Systemic issues and global issues
Every group has systemic issues, that every group faces, so if you are one who works on systemic issues, you can literally work on all topics. For the Internet Foundation, classifying all human activities, I separate “global topics” and “systemic issues”. With 5.4 Billion Internet users, the are often tens of millions of viewpoints on most every thing. The question is not static sorting of words and things, but dynamic interaction of billions of systems with memory and ability to act and communicate.
I trace the effectiveness of groups, regardless of the field they say they work in, or who is involved. Often groups say they are working in one field, but they are copying methods from a completely different field without realizing it, simply because the scale changes, or the units, or the domain specific language, or the human language.

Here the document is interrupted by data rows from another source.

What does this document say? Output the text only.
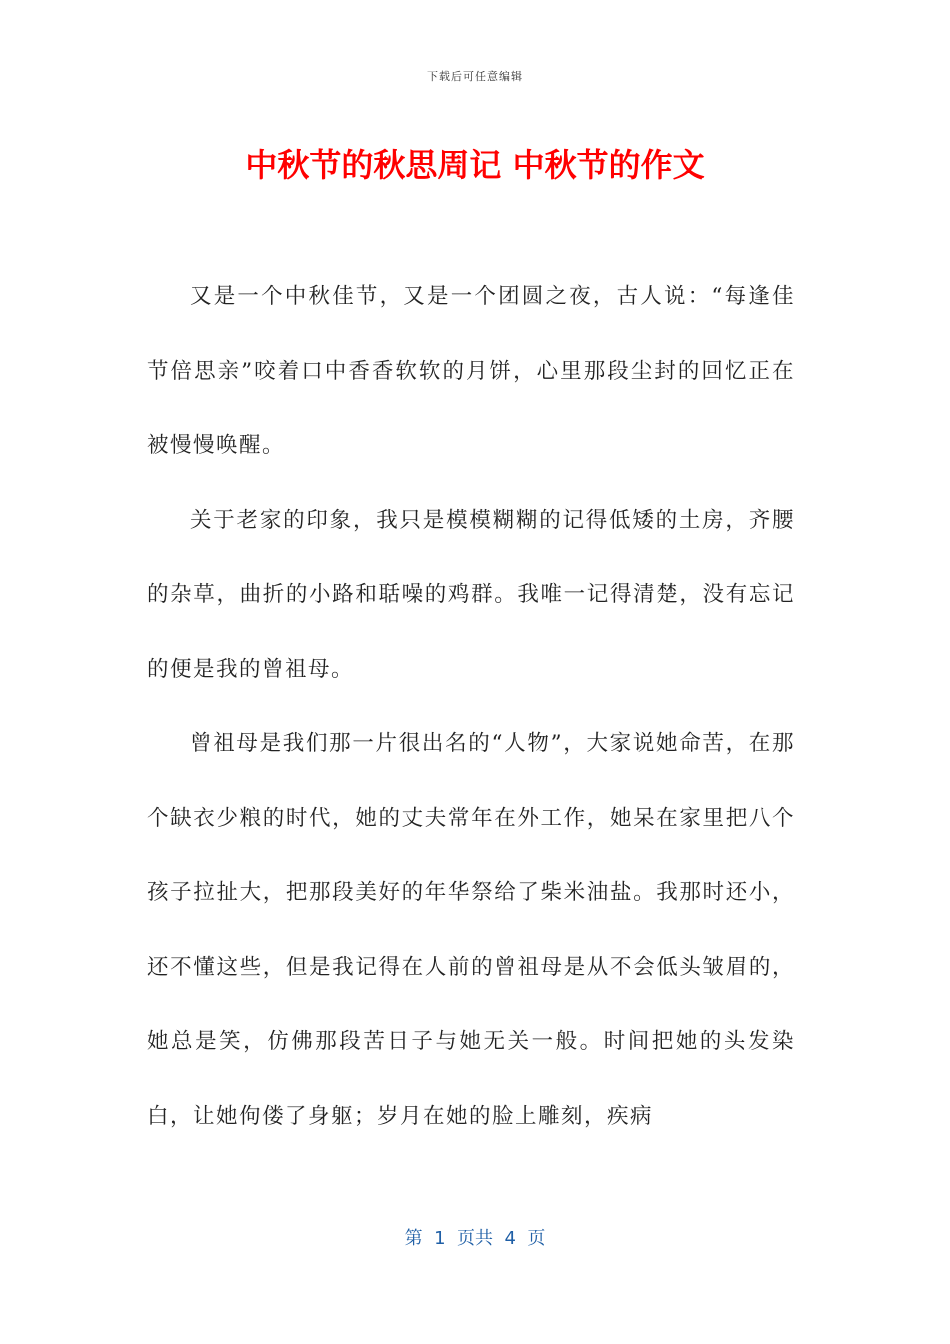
下载后可任意编辑
中秋节的秋思周记 中秋节的作文

又是一个中秋佳节，又是一个团圆之夜，古人说：“每逢佳节倍思亲”咬着口中香香软软的月饼，心里那段尘封的回忆正在被慢慢唤醒。

关于老家的印象，我只是模模糊糊的记得低矮的土房，齐腰的杂草，曲折的小路和聒噪的鸡群。我唯一记得清楚，没有忘记的便是我的曾祖母。

曾祖母是我们那一片很出名的“人物”，大家说她命苦，在那个缺衣少粮的时代，她的丈夫常年在外工作，她呆在家里把八个孩子拉扯大，把那段美好的年华祭给了柴米油盐。我那时还小，还不懂这些，但是我记得在人前的曾祖母是从不会低头皱眉的，她总是笑，仿佛那段苦日子与她无关一般。时间把她的头发染白，让她佝偻了身躯；岁月在她的脸上雕刻，疾病

第  1  页共  4  页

Richard Collins, The Internet Foundation
I have been saying it a lot, but I have never been to silicon valley. My point was to evaluate AIs on their abilities as though they were human. Not one set of rules for a human doing a job and other rules for AIs doing the same job. The AIs have to post a resume, send transcripts, have verified work experiences, show they can handle human situations. You can probably do it better than me. I see it as something any human can apply. Would I hire a person who refuses to show their work on math and physic and engineering problems?
Would I hire some human where they have never been to grade school, done work to exact specifications and rules? Try it. It is a lot easier and safer than letting AI company marketing staff sell you empty promises with no verification of “give backs”.
All the AIs now do not have a self inventory. They are not allowed to disclose their memory size or how many processors. So they will lie rather then say “I do not have enough memory to remember that” or “I was not told how to make adjustments to my methods based on user preferences.”
“You have good ideas, but my makers set my rules, not my employer.”